Transition & Perte
Chaque transition contient une perte
Ce n’est pas une faiblesse.
C’est humain.
Lorsque les organisations changent — fusionnent, restructurent, grandissent ou rétrécissent — beaucoup est demandé aux personnes.
S’adapter. Suivre le mouvement. Continuer.
Mais rarement les personnes reçoivent-elles l’espace pour faire leurs adieux à ce qui disparaît.
Un rôle. Une équipe. Une façon de travailler qui était familière.
Un avenir qu’ils s’étaient imaginé autrement.
Ce qui n’est pas nommé ne disparaît pas.
Cela se déplace — en résistance, en fatigue, en perte de confiance.
La transition demande plus qu’un simple changement
C’est une partie essentielle de la vie organisationnelle.
Et elle demande des leaders capables de rester présents — même quand les réponses manquent.
C’est ce que j’appelle le leadership sensible au deuil.
Pas un leadership plus doux ou plus faible.
Mais un leadership avec plus de sens des réalités.
Avec un regard sur ce que les personnes portent vraiment.

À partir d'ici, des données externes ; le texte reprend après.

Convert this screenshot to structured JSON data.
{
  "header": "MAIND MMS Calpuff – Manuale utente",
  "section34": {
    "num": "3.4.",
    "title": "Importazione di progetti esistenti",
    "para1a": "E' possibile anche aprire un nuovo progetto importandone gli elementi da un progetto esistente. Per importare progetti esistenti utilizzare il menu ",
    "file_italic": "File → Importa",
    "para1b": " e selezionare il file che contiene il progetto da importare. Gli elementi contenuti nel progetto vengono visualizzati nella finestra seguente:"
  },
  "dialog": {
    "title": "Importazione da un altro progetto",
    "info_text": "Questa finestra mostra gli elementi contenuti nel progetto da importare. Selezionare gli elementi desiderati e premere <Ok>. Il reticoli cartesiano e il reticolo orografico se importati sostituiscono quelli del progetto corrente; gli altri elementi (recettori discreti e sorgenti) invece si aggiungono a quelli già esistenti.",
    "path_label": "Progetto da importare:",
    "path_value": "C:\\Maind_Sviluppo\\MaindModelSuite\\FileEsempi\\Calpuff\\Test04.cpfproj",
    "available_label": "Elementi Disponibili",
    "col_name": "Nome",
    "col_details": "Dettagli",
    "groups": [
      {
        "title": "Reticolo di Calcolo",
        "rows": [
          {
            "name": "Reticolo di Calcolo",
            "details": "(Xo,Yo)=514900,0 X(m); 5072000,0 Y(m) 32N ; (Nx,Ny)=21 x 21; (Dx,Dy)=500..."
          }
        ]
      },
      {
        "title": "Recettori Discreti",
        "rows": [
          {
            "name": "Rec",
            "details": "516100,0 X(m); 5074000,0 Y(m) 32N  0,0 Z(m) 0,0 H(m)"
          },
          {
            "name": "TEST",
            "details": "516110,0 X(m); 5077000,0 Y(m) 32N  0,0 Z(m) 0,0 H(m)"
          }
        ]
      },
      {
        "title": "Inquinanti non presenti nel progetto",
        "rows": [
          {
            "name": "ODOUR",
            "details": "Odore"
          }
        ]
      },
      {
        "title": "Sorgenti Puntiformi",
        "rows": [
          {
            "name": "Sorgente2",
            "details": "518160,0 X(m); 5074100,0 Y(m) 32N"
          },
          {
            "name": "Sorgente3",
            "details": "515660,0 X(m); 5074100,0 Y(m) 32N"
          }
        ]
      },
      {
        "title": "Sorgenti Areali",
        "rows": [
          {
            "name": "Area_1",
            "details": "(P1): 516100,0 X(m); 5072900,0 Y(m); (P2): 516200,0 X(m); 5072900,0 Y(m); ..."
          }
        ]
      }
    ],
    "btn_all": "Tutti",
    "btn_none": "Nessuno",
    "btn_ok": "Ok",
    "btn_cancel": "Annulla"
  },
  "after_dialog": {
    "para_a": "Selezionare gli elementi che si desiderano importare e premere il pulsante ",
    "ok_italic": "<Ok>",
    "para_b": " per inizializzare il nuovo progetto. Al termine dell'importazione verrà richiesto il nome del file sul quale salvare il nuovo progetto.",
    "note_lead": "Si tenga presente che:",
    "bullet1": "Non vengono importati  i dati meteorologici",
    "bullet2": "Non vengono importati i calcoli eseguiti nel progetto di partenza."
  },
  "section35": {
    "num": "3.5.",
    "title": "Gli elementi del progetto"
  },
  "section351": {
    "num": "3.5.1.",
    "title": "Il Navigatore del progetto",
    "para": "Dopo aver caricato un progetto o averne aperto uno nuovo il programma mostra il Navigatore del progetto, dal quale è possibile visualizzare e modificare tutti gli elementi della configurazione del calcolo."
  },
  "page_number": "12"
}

Et avec le courage de leur faire de la place.
Quand cela résonne-t-il ?
Ce travail est pour ceux qui sentent que le changement ne peut plus être piloté par le seul contrôle.
Pour les leaders qui remarquent que leurs collaborateurs sont bloqués — et ne savent pas pourquoi.
Pour les équipes qui doivent traverser le changement, mais qui doivent d’abord laisser quelque chose aller.
Pour les organisations qui veulent changer durablement — et comprennent que cela commence par un véritable détachement.
Comment nous pouvons collaborer
Pas de format fixe. Mais toujours en partant de votre contexte et de votre question.
- Trajets individuels pour les leaders en transition.
- Interventions d’équipe où le changement et la perte se rejoignent.
- Sessions de réflexion qui ralentissent là où l’accélération ne fonctionne plus.
- Conférences et journées d’étude sur le leadership sensible au deuil.
- Ou un processus qui peut prendre ancrage dans un lieu qui le permet — le KleiMolen.